You seem confused. The founders believed right to keep and bear arms is god given and recognized this in the constitution as a backstop against tyranny of the courts or any branch of government. They did not anticipate the courts decision to necessarily be final or correct.


They did anticipate (and in fact mandated) courts to interpret the Constitution, which they did and they do. I didn't claim the courts' decisions are necessarily "final or correct."

I'm saying if you believe that courts are routinely violating rights then you don't know how rights are derived in this country.


> They did anticipate (and in fact mandated) courts to interpret the Constitution

FWIW judicial review was not a mandate in the constitution but was something the court decided it could do with Marbury v Madison.

https://www.supremecourt.gov/about/constitutional.aspx


Good point, "mandated" is probably overdoing it, though in practice to judge a case necessitates an interpretation of the relevant law.

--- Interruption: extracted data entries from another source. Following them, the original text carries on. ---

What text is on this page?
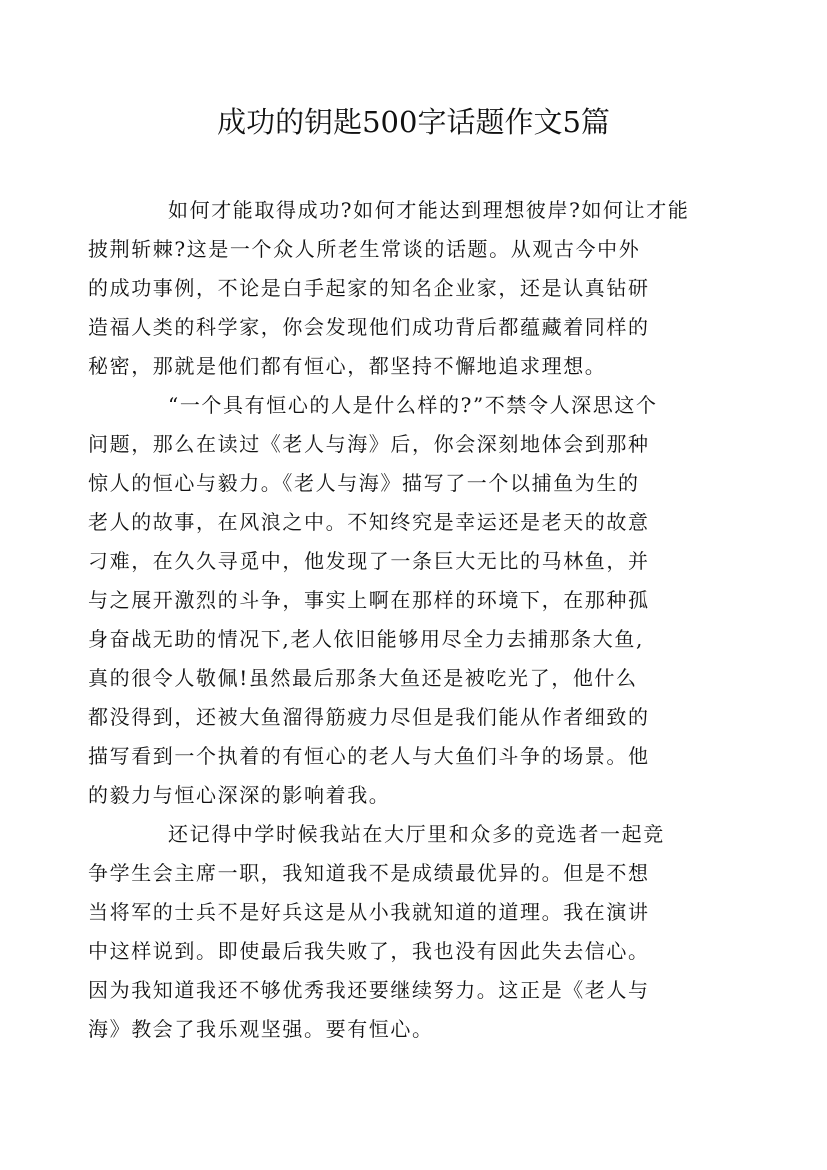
成功的钥匙500字话题作文5篇

如何才能取得成功?如何才能达到理想彼岸?如何让才能
披荆斩棘?这是一个众人所老生常谈的话题。从观古今中外
的成功事例，不论是白手起家的知名企业家，还是认真钻研
造福人类的科学家，你会发现他们成功背后都蕴藏着同样的
秘密，那就是他们都有恒心，都坚持不懈地追求理想。

“一个具有恒心的人是什么样的?”不禁令人深思这个
问题，那么在读过《老人与海》后，你会深刻地体会到那种
惊人的恒心与毅力。《老人与海》描写了一个以捕鱼为生的
老人的故事，在风浪之中。不知终究是幸运还是老天的故意
刁难，在久久寻觅中，他发现了一条巨大无比的马林鱼，并
与之展开激烈的斗争，事实上啊在那样的环境下，在那种孤
身奋战无助的情况下,老人依旧能够用尽全力去捕那条大鱼,
真的很令人敬佩!虽然最后那条大鱼还是被吃光了，他什么
都没得到，还被大鱼溜得筋疲力尽但是我们能从作者细致的
描写看到一个执着的有恒心的老人与大鱼们斗争的场景。他
的毅力与恒心深深的影响着我。

还记得中学时候我站在大厅里和众多的竞选者一起竞
争学生会主席一职，我知道我不是成绩最优异的。但是不想
当将军的士兵不是好兵这是从小我就知道的道理。我在演讲
中这样说到。即使最后我失败了，我也没有因此失去信心。
因为我知道我还不够优秀我还要继续努力。这正是《老人与
海》教会了我乐观坚强。要有恒心。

Judicial review was officially challenged and affirmed in Marbury v Madison. That wasn't where it was "decided" they could do it. As the article you just posted (and a basic understanding of western judicial tradition) clearly explains, judicial review in America predates not just Marbury v Madison, but the Constitution itself.

The Marbury decision itself is predicated on the prior point: it is literally not possible to have a judiciary that doesn't interpret the laws themselves.


I think that is really what it comes down to: courts can't do anything if they can't interpret the law.

The scope and extent of that interpretation should be fairly limited -- the tendency of the common law system to accumulate "judge made law" can lead to inconsistencies (and certainly has, with regards to the 2nd Amendment) -- but how could law ever be so thorough and systematic as to obviate the need for such interpretation entirely?


Founders didn't believe rights were derived from the courts or any part of government.


Philosophically sure, but note the rather elaborate system they created to encode that philosophical view into reality. They clearly did not think that God would do the heavy lifting. That's what we're talking about here.


You’re completely missing the point of the nuclear weapons here.

Their purpose in this argument is to show that the principled stand is a lie. It’s not about belief in a god-given right to bear arms without restrictions. Basically everyone on all sides of the argument believes there should be restrictions. The disagreement is just about what those restrictions should be. Some people who want looser restrictions pretend, maybe even believe, that their position is a principled, absolutist one. But it isn’t, any more than “ban all guns except single-shot pistols” is.


What if the reason people can't own nuclear weapons has nothing to do with them as weapons?

The debate people have about 2A and nukes is usually pretty low resolution: I don't ever see any references to the CFR but there's plenty of stuff (in Title 10, I believe) that restricts nuclear materials for any purpose whatever.